My monograph Narainha Mehta of Gujarat: A Legacy of Bhakti in Songs and Stories studies the life, work, and memory of a fifteenth century devotional poet from Gujarat in Western India. It examines how the popular devotional songs attributed to the poet and cultural memory of his life in hagiographic narratives have offered a powerful resource for moral inspiration to the people of the region for centuries. It discusses how Gandhi tapped into this resource to influence the moral subjectivity of his followers in movements for independence and social reconstruction in the early twentieth century. Parallels are also drawn to the use of popular hymns in the civil rights movement in the US.

Some of my recent work is focused on the divine feminine and religious lives of women in Hindu communities in India and in the diaspora. In one essay, I examine the rise of village goddesses in the pan-Indian Hindu pantheon as their devotees rise in the political and social arena. In others, I examine gendered popular expressions of devotion that offer agency to women in patriarchal settings and have been effectively used by feminist movements in India. I am currently working on two monographs focusing on different aspects of the Hindu tradition.

At Wellesley, I aim to lead students in my courses in South Asian religions, art, literature and cinema, to view the region’s cultural products as parts of a continually evolving history of its people. Beyond Wellesley, in 2016 I was invited to teach an online course on Hinduism in HarvardX series “World Religions through its Scriptures,” a part of their Religious Literacy initiative to aiming to encourage interreligious communications among world’s citizens. The course has since run three times and has drawn thousands in conversations worldwide.
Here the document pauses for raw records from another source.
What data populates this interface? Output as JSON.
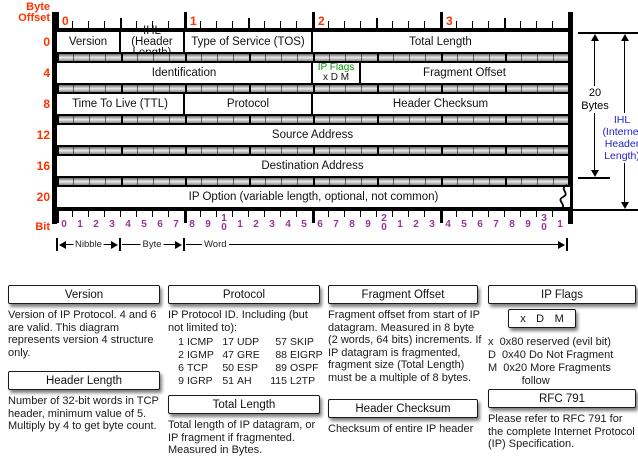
{
  "colors": {
    "red": "#ff3300",
    "blue": "#2222cc",
    "green": "#009900",
    "purple": "#993399"
  },
  "diagram": {
    "byte_offset_label": {
      "line1": "Byte",
      "line2": "Offset"
    },
    "byte_ruler": [
      "0",
      "1",
      "2",
      "3"
    ],
    "row_offsets": [
      "0",
      "4",
      "8",
      "12",
      "16",
      "20"
    ],
    "rows": [
      {
        "cells": [
          {
            "label": "Version"
          },
          {
            "label": "IHL (Header Length)"
          },
          {
            "label": "Type of Service (TOS)"
          },
          {
            "label": "Total Length"
          }
        ]
      },
      {
        "cells": [
          {
            "label": "Identification"
          },
          {
            "label": "IP Flags",
            "sub": "x  D  M"
          },
          {
            "label": "Fragment Offset"
          }
        ]
      },
      {
        "cells": [
          {
            "label": "Time To Live (TTL)"
          },
          {
            "label": "Protocol"
          },
          {
            "label": "Header Checksum"
          }
        ]
      },
      {
        "cells": [
          {
            "label": "Source Address"
          }
        ]
      },
      {
        "cells": [
          {
            "label": "Destination Address"
          }
        ]
      },
      {
        "cells": [
          {
            "label": "IP Option (variable length, optional, not common)"
          }
        ]
      }
    ],
    "bit_label": "Bit",
    "bit_numbers": [
      "0",
      "1",
      "2",
      "3",
      "4",
      "5",
      "6",
      "7",
      "8",
      "9",
      "1|0",
      "1",
      "2",
      "3",
      "4",
      "5",
      "6",
      "7",
      "8",
      "9",
      "2|0",
      "1",
      "2",
      "3",
      "4",
      "5",
      "6",
      "7",
      "8",
      "9",
      "3|0",
      "1"
    ],
    "scale": {
      "nibble": "Nibble",
      "byte": "Byte",
      "word": "Word"
    },
    "right": {
      "bytes_label": {
        "line1": "20",
        "line2": "Bytes"
      },
      "ihl_label": {
        "line1": "IHL",
        "line2": "(Internet",
        "line3": "Header",
        "line4": "Length)"
      }
    }
  },
  "notes": {
    "col1": {
      "title1": "Version",
      "p1": "Version of IP Protocol.  4 and 6 are valid.  This diagram represents version 4 structure only.",
      "title2": "Header Length",
      "p2": "Number of 32-bit words in TCP header, minimum value of 5.  Multiply by 4 to get byte count."
    },
    "col2": {
      "title1": "Protocol",
      "p1": "IP Protocol ID.  Including (but not limited to):",
      "table": [
        [
          "1",
          "ICMP",
          "17",
          "UDP",
          "57",
          "SKIP"
        ],
        [
          "2",
          "IGMP",
          "47",
          "GRE",
          "88",
          "EIGRP"
        ],
        [
          "6",
          "TCP",
          "50",
          "ESP",
          "89",
          "OSPF"
        ],
        [
          "9",
          "IGRP",
          "51",
          "AH",
          "115",
          "L2TP"
        ]
      ],
      "title2": "Total Length",
      "p2": "Total length of IP datagram, or IP fragment if fragmented.  Measured in Bytes."
    },
    "col3": {
      "title1": "Fragment Offset",
      "p1": "Fragment offset from start of IP datagram.  Measured in 8 byte (2 words, 64 bits) increments.  If IP datagram is fragmented, fragment size (Total Length) must be a multiple of 8 bytes.",
      "title2": "Header Checksum",
      "p2": "Checksum of entire IP header"
    },
    "col4": {
      "title1": "IP Flags",
      "flag_letters": [
        "x",
        "D",
        "M"
      ],
      "flags_text": "x  0x80 reserved (evil bit)\nD  0x40 Do Not Fragment\nM  0x20 More Fragments\n           follow",
      "title2": "RFC 791",
      "p2": "Please refer to RFC 791 for the complete Internet Protocol (IP) Specification."
    }
  }
}
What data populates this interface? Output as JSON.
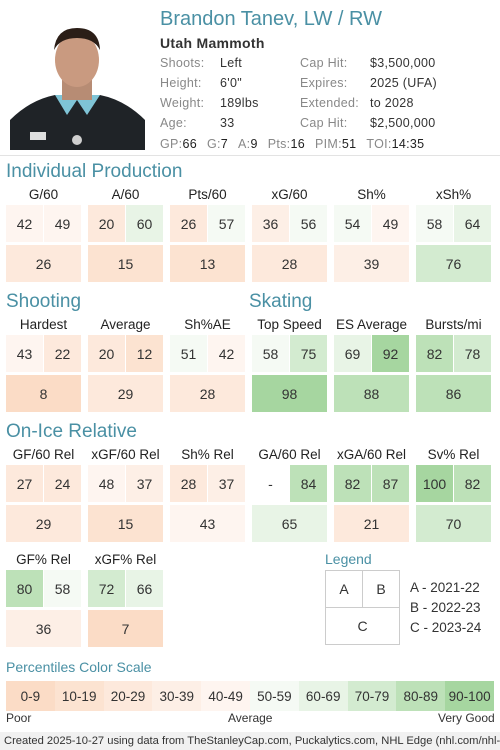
{
  "player": {
    "name": "Brandon Tanev, LW / RW",
    "team": "Utah Mammoth",
    "info_left": [
      {
        "label": "Shoots:",
        "value": "Left"
      },
      {
        "label": "Height:",
        "value": "6'0\""
      },
      {
        "label": "Weight:",
        "value": "189lbs"
      },
      {
        "label": "Age:",
        "value": "33"
      }
    ],
    "info_right": [
      {
        "label": "Cap Hit:",
        "value": "$3,500,000"
      },
      {
        "label": "Expires:",
        "value": "2025 (UFA)"
      },
      {
        "label": "Extended:",
        "value": "to 2028"
      },
      {
        "label": "Cap Hit:",
        "value": "$2,500,000"
      }
    ],
    "statline": [
      {
        "k": "GP:",
        "v": "66"
      },
      {
        "k": "G:",
        "v": "7"
      },
      {
        "k": "A:",
        "v": "9"
      },
      {
        "k": "Pts:",
        "v": "16"
      },
      {
        "k": "PIM:",
        "v": "51"
      },
      {
        "k": "TOI:",
        "v": "14:35"
      }
    ]
  },
  "sections": {
    "individual": "Individual Production",
    "shooting": "Shooting",
    "skating": "Skating",
    "onice": "On-Ice Relative"
  },
  "metrics": {
    "individual": [
      {
        "label": "G/60",
        "a": "42",
        "b": "49",
        "c": "26",
        "pa": 42,
        "pb": 49,
        "pc": 26
      },
      {
        "label": "A/60",
        "a": "20",
        "b": "60",
        "c": "15",
        "pa": 20,
        "pb": 60,
        "pc": 15
      },
      {
        "label": "Pts/60",
        "a": "26",
        "b": "57",
        "c": "13",
        "pa": 26,
        "pb": 57,
        "pc": 13
      },
      {
        "label": "xG/60",
        "a": "36",
        "b": "56",
        "c": "28",
        "pa": 36,
        "pb": 56,
        "pc": 28
      },
      {
        "label": "Sh%",
        "a": "54",
        "b": "49",
        "c": "39",
        "pa": 54,
        "pb": 49,
        "pc": 39
      },
      {
        "label": "xSh%",
        "a": "58",
        "b": "64",
        "c": "76",
        "pa": 58,
        "pb": 64,
        "pc": 76
      }
    ],
    "shooting": [
      {
        "label": "Hardest",
        "a": "43",
        "b": "22",
        "c": "8",
        "pa": 43,
        "pb": 22,
        "pc": 8
      },
      {
        "label": "Average",
        "a": "20",
        "b": "12",
        "c": "29",
        "pa": 20,
        "pb": 12,
        "pc": 29
      },
      {
        "label": "Sh%AE",
        "a": "51",
        "b": "42",
        "c": "28",
        "pa": 51,
        "pb": 42,
        "pc": 28
      }
    ],
    "skating": [
      {
        "label": "Top Speed",
        "a": "58",
        "b": "75",
        "c": "98",
        "pa": 58,
        "pb": 75,
        "pc": 98
      },
      {
        "label": "ES Average",
        "a": "69",
        "b": "92",
        "c": "88",
        "pa": 69,
        "pb": 92,
        "pc": 88
      },
      {
        "label": "Bursts/mi",
        "a": "82",
        "b": "78",
        "c": "86",
        "pa": 82,
        "pb": 78,
        "pc": 86
      }
    ],
    "onice": [
      {
        "label": "GF/60 Rel",
        "a": "27",
        "b": "24",
        "c": "29",
        "pa": 27,
        "pb": 24,
        "pc": 29
      },
      {
        "label": "xGF/60 Rel",
        "a": "48",
        "b": "37",
        "c": "15",
        "pa": 48,
        "pb": 37,
        "pc": 15
      },
      {
        "label": "Sh% Rel",
        "a": "28",
        "b": "37",
        "c": "43",
        "pa": 28,
        "pb": 37,
        "pc": 43
      },
      {
        "label": "GA/60 Rel",
        "a": "-",
        "b": "84",
        "c": "65",
        "pa": null,
        "pb": 84,
        "pc": 65
      },
      {
        "label": "xGA/60 Rel",
        "a": "82",
        "b": "87",
        "c": "21",
        "pa": 82,
        "pb": 87,
        "pc": 21
      },
      {
        "label": "Sv% Rel",
        "a": "100",
        "b": "82",
        "c": "70",
        "pa": 100,
        "pb": 82,
        "pc": 70
      }
    ],
    "onice2": [
      {
        "label": "GF% Rel",
        "a": "80",
        "b": "58",
        "c": "36",
        "pa": 80,
        "pb": 58,
        "pc": 36
      },
      {
        "label": "xGF% Rel",
        "a": "72",
        "b": "66",
        "c": "7",
        "pa": 72,
        "pb": 66,
        "pc": 7
      }
    ]
  },
  "legend": {
    "title": "Legend",
    "a": "A",
    "b": "B",
    "c": "C",
    "items": [
      "A - 2021-22",
      "B - 2022-23",
      "C - 2023-24"
    ]
  },
  "scale": {
    "title": "Percentiles Color Scale",
    "bins": [
      "0-9",
      "10-19",
      "20-29",
      "30-39",
      "40-49",
      "50-59",
      "60-69",
      "70-79",
      "80-89",
      "90-100"
    ],
    "colors": [
      "#fbdcc6",
      "#fce3d1",
      "#fde9dc",
      "#fdefe6",
      "#fef5f0",
      "#f5faf4",
      "#e8f4e6",
      "#d3ebd0",
      "#bde1b8",
      "#a6d6a0"
    ],
    "poor": "Poor",
    "average": "Average",
    "very_good": "Very Good"
  },
  "footer": "Created 2025-10-27 using data from TheStanleyCap.com, Puckalytics.com, NHL Edge (nhl.com/nhl-edge)."
}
I have also taught a course on “South Asian Models of Religious Pluralism” at Ashoka University Delhi, India, and lectured on the topic at educational institutions in India and in media. As a teacher and scholar, I hope to contribute to global awareness of diversity of religious traditions and thinking about how this diversity can be transformed into pluralism.

When not teaching or writing, I do my riyaz (practice) in Indian classical music.